Last night a good friend asked me what I think God has shown me through my illness, or if I thought that illness is a teaching tool, or perhaps stuff just happens and tha’s how it is. My immediate response was that through everything, I understand more and more that I have absolutely NO control over anything. In the end, all anyone can do is let it go, and give it to God to hold. 

After my initial response, I was really taken by the question, and have thought of the foundations of God’s purpose, and His being, and what He wants for us. Many of my friends (myself included) have been going through long-term health/financial/relationship hardships. A common theme for us is “God only gives us what he knows we can handle”. I don’t know, after thinking about this all day, I don’t think that statement is accurate. I think God gives us the strength we need to go through things that are thrown our way. 

One of the basic beliefs I have is that all things that come from God are good. God doesn’t give pain, suffering or hardships. He certainly didn’t give me my Crohn’s Disease. So where does God fit in? God is a healer. But he hasn’t healed my Crohn’s (yet). Many would say that He hasn’t healed me because He has a greater purpose for it, or there is a lesson I need to learn. Really? I can’t beleive that. Our God is not a punisher, He is a forgiver. He is my Father, Mother. He doesn’t want to see me unhappy, or in pain. 

So, where does God fit in here? God gives me a safe place to rest when I am tired or lonely. He listens when I feel lost. He heals me. Sometimes it is not the way I want. Sometimes the healing comes after the event, years later. God brings us people who need us because of what we have lived through, so that we can listen to and help them, and in that moment we receive the healing we prayed for.

I think God is like the ultimate Human Resourses Director. He knew us before we were even formed, he knew our skill-sets, He knew what we would live through and experience. More than all of that, He knew who we would need in our lives, and who would need us, and as the Great Giver, He puts us together with those people.

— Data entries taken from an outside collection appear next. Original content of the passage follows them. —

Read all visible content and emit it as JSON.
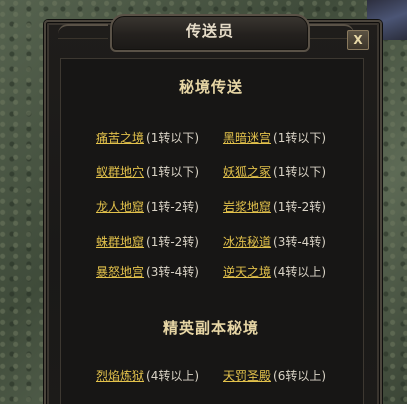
{
  "window": {
    "title": "传送员",
    "close_label": "X"
  },
  "sections": [
    {
      "title": "秘境传送",
      "entries": [
        {
          "name": "痛苦之境",
          "req": "(1转以下)"
        },
        {
          "name": "黑暗迷宫",
          "req": "(1转以下)"
        },
        {
          "name": "蚁群地穴",
          "req": "(1转以下)"
        },
        {
          "name": "妖狐之冢",
          "req": "(1转以下)"
        },
        {
          "name": "龙人地窟",
          "req": "(1转-2转)"
        },
        {
          "name": "岩浆地窟",
          "req": "(1转-2转)"
        },
        {
          "name": "蛛群地窟",
          "req": "(1转-2转)"
        },
        {
          "name": "冰冻秘道",
          "req": "(3转-4转)"
        },
        {
          "name": "暴怒地宫",
          "req": "(3转-4转)"
        },
        {
          "name": "逆天之境",
          "req": "(4转以上)"
        }
      ]
    },
    {
      "title": "精英副本秘境",
      "entries": [
        {
          "name": "烈焰炼狱",
          "req": "(4转以上)"
        },
        {
          "name": "天罚圣殿",
          "req": "(6转以上)"
        }
      ]
    }
  ],
  "colors": {
    "link": "#e2c14b",
    "section_title": "#e7d6a5",
    "panel_bg": "#1a1918"
  }
}
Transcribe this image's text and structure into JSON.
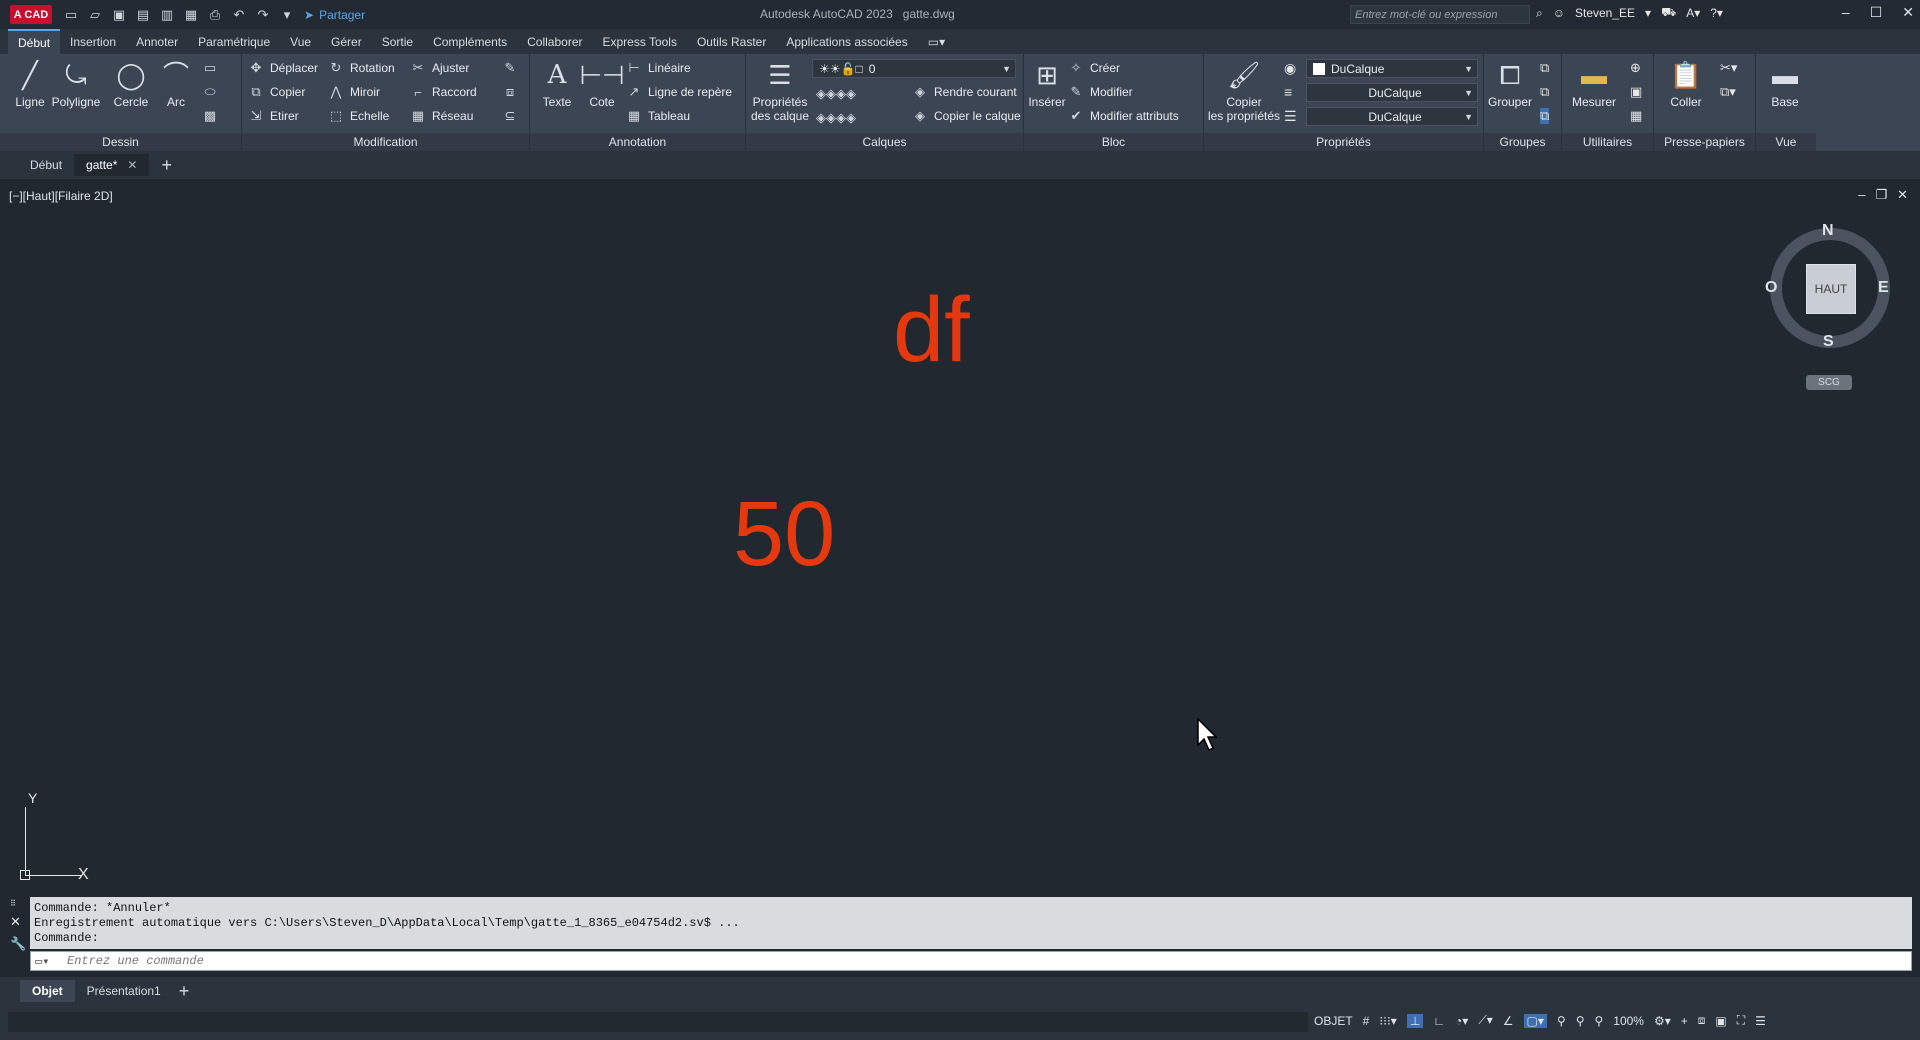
{
  "titlebar": {
    "logo": "A CAD",
    "share_label": "Partager",
    "app_title": "Autodesk AutoCAD 2023",
    "file_name": "gatte.dwg",
    "search_placeholder": "Entrez mot-clé ou expression",
    "user": "Steven_EE"
  },
  "ribbon_tabs": [
    "Début",
    "Insertion",
    "Annoter",
    "Paramétrique",
    "Vue",
    "Gérer",
    "Sortie",
    "Compléments",
    "Collaborer",
    "Express Tools",
    "Outils Raster",
    "Applications associées"
  ],
  "ribbon": {
    "dessin": {
      "title": "Dessin",
      "ligne": "Ligne",
      "polyligne": "Polyligne",
      "cercle": "Cercle",
      "arc": "Arc"
    },
    "modification": {
      "title": "Modification",
      "deplacer": "Déplacer",
      "rotation": "Rotation",
      "ajuster": "Ajuster",
      "copier": "Copier",
      "miroir": "Miroir",
      "raccord": "Raccord",
      "etirer": "Etirer",
      "echelle": "Echelle",
      "reseau": "Réseau"
    },
    "annotation": {
      "title": "Annotation",
      "texte": "Texte",
      "cote": "Cote",
      "lineaire": "Linéaire",
      "ligne_repere": "Ligne de repère",
      "tableau": "Tableau"
    },
    "calques": {
      "title": "Calques",
      "proprietes": "Propriétés\ndes calque",
      "current_layer": "0",
      "rendre_courant": "Rendre courant",
      "copier_calque": "Copier le calque"
    },
    "bloc": {
      "title": "Bloc",
      "inserer": "Insérer",
      "creer": "Créer",
      "modifier": "Modifier",
      "modifier_attributs": "Modifier attributs"
    },
    "proprietes": {
      "title": "Propriétés",
      "copier_props": "Copier\nles propriétés",
      "color": "DuCalque",
      "linetype": "DuCalque",
      "lineweight": "DuCalque"
    },
    "groupes": {
      "title": "Groupes",
      "grouper": "Grouper"
    },
    "utilitaires": {
      "title": "Utilitaires",
      "mesurer": "Mesurer"
    },
    "presse_papiers": {
      "title": "Presse-papiers",
      "coller": "Coller"
    },
    "vue": {
      "title": "Vue",
      "base": "Base"
    }
  },
  "file_tabs": [
    {
      "label": "Début"
    },
    {
      "label": "gatte*"
    }
  ],
  "viewport": {
    "label": "[−][Haut][Filaire 2D]",
    "texts": [
      "df",
      "50"
    ],
    "navcube": {
      "top": "HAUT",
      "n": "N",
      "s": "S",
      "e": "E",
      "w": "O",
      "scg": "SCG"
    },
    "ucs": {
      "x": "X",
      "y": "Y"
    }
  },
  "command": {
    "history": [
      "Commande: *Annuler*",
      "Enregistrement automatique vers C:\\Users\\Steven_D\\AppData\\Local\\Temp\\gatte_1_8365_e04754d2.sv$ ...",
      "Commande:"
    ],
    "placeholder": "Entrez une commande"
  },
  "layout_tabs": [
    "Objet",
    "Présentation1"
  ],
  "status": {
    "mode": "OBJET",
    "zoom": "100%"
  },
  "colors": {
    "accent": "#5aa7e6",
    "draw_text": "#e4390f",
    "logo": "#c8102e"
  }
}
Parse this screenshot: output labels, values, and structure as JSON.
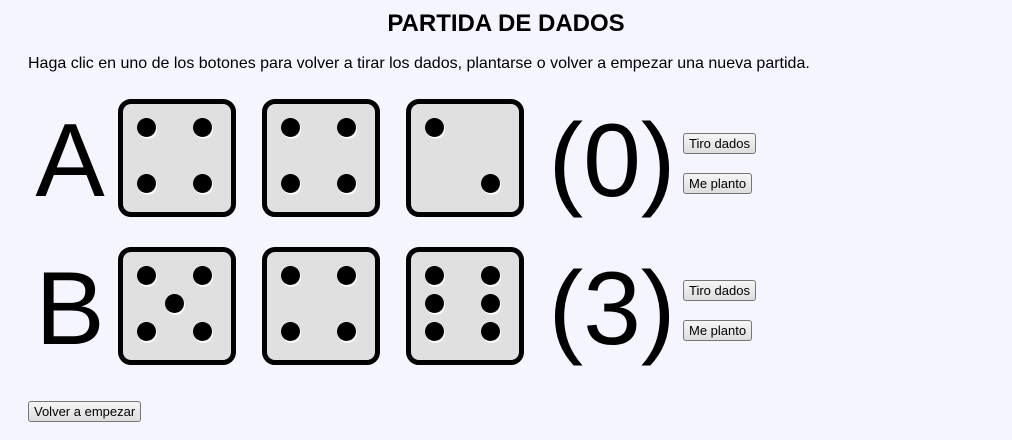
{
  "page": {
    "title": "PARTIDA DE DADOS",
    "instructions": "Haga clic en uno de los botones para volver a tirar los dados, plantarse o volver a empezar una nueva partida."
  },
  "players": [
    {
      "label": "A",
      "dice": [
        4,
        4,
        2
      ],
      "score": "(0)",
      "roll_label": "Tiro dados",
      "stand_label": "Me planto"
    },
    {
      "label": "B",
      "dice": [
        5,
        4,
        6
      ],
      "score": "(3)",
      "roll_label": "Tiro dados",
      "stand_label": "Me planto"
    }
  ],
  "restart_label": "Volver a empezar",
  "colors": {
    "background": "#f5f5ff",
    "die_face": "#e0e0e0",
    "pip": "#000000"
  }
}
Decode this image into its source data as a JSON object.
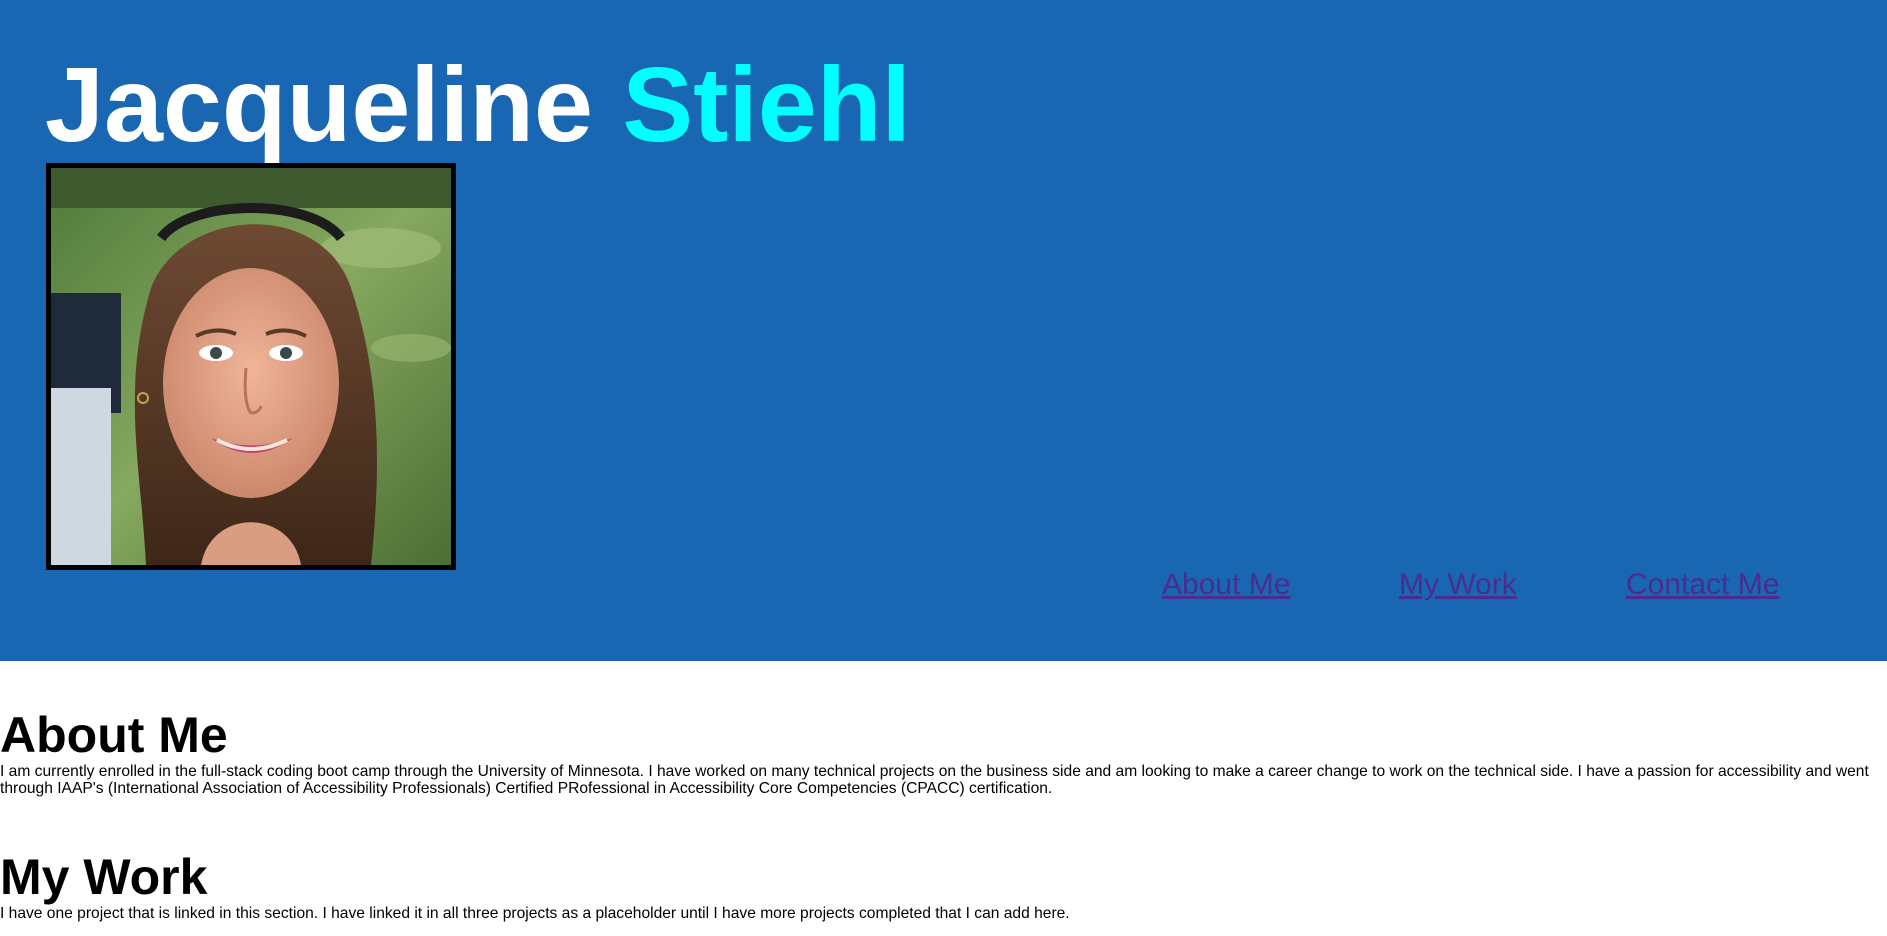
{
  "header": {
    "first_name": "Jacqueline",
    "last_name": "Stiehl",
    "portrait_alt": "Photo of Jacqueline Stiehl",
    "background_color": "#1967b3",
    "last_name_color": "#00ffff"
  },
  "nav": {
    "items": [
      {
        "label": "About Me"
      },
      {
        "label": "My Work"
      },
      {
        "label": "Contact Me"
      }
    ],
    "link_color": "#4b2c8f"
  },
  "about": {
    "heading": "About Me",
    "text": "I am currently enrolled in the full-stack coding boot camp through the University of Minnesota. I have worked on many technical projects on the business side and am looking to make a career change to work on the technical side. I have a passion for accessibility and went through IAAP's (International Association of Accessibility Professionals) Certified PRofessional in Accessibility Core Competencies (CPACC) certification."
  },
  "work": {
    "heading": "My Work",
    "text": "I have one project that is linked in this section. I have linked it in all three projects as a placeholder until I have more projects completed that I can add here."
  }
}
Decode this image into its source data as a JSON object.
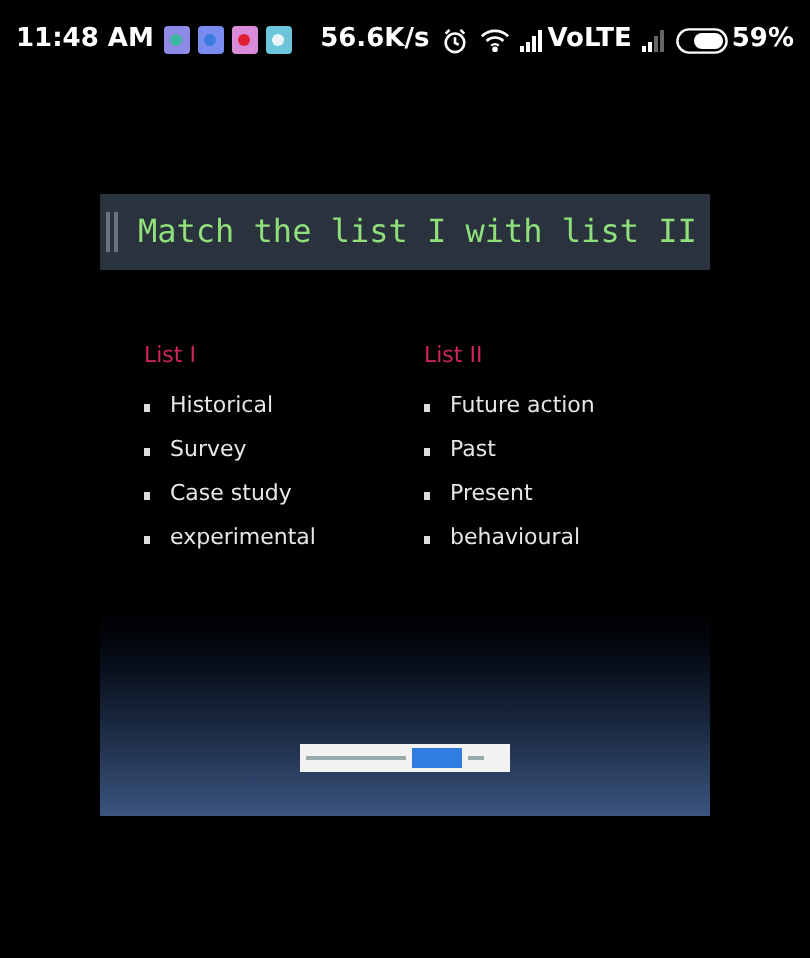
{
  "status_bar": {
    "time": "11:48 AM",
    "speed": "56.6K/s",
    "network": "VoLTE",
    "battery": "59%"
  },
  "slide": {
    "title": "Match the list I with list II",
    "columns": [
      {
        "heading": "List I",
        "items": [
          "Historical",
          "Survey",
          "Case study",
          "experimental"
        ]
      },
      {
        "heading": "List II",
        "items": [
          "Future action",
          "Past",
          "Present",
          "behavioural"
        ]
      }
    ]
  }
}
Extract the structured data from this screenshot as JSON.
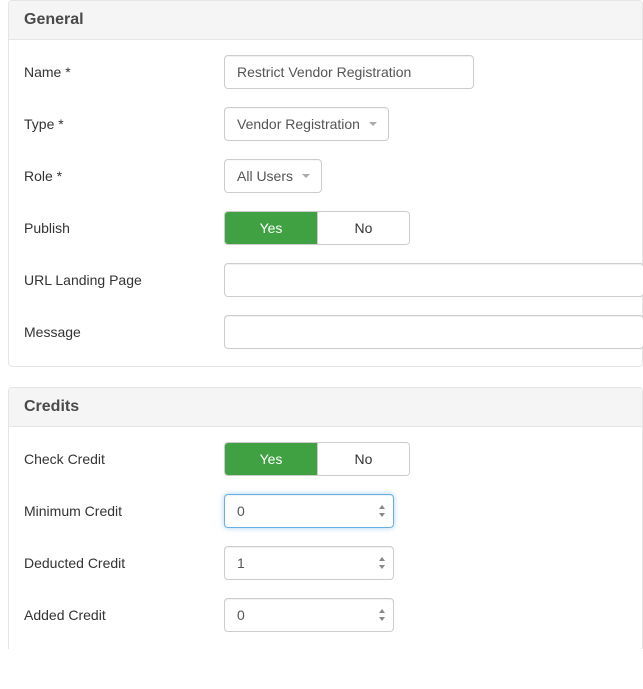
{
  "general": {
    "heading": "General",
    "name": {
      "label": "Name *",
      "value": "Restrict Vendor Registration"
    },
    "type": {
      "label": "Type *",
      "selected": "Vendor Registration"
    },
    "role": {
      "label": "Role *",
      "selected": "All Users"
    },
    "publish": {
      "label": "Publish",
      "yes": "Yes",
      "no": "No",
      "value": "Yes"
    },
    "url_landing": {
      "label": "URL Landing Page",
      "value": ""
    },
    "message": {
      "label": "Message",
      "value": ""
    }
  },
  "credits": {
    "heading": "Credits",
    "check_credit": {
      "label": "Check Credit",
      "yes": "Yes",
      "no": "No",
      "value": "Yes"
    },
    "minimum_credit": {
      "label": "Minimum Credit",
      "value": "0"
    },
    "deducted_credit": {
      "label": "Deducted Credit",
      "value": "1"
    },
    "added_credit": {
      "label": "Added Credit",
      "value": "0"
    }
  }
}
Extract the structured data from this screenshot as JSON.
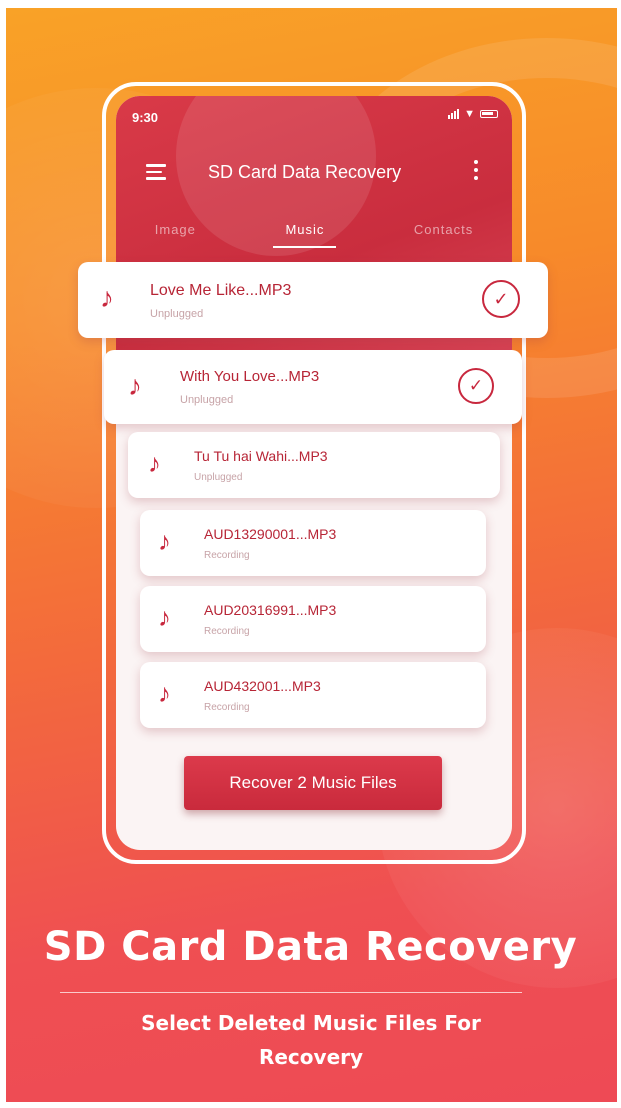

I think God is the great Teacher. When we are lost in something, he shows the way out. But He makes us work it out ourselves. We need to listen, and act. Nothing is just given. We are expected to do our own work so that we can apply our skills later. God brings us together with others so that we can learn from them. He uses people to show us love, forgiveness, patience, strength.

God does not bring us pain. He doesn’t “let” us experience things so that we can become a different person. That would not be the act of a God who loves His children.

We experience things, and because of God’s love for us, we can reach for Him and find strength. We can feel secure and safe knowing His love for us is powerful.

I have learned that no matter how dark, lost, sick, desperate I feel, He is there in that moment, holding me.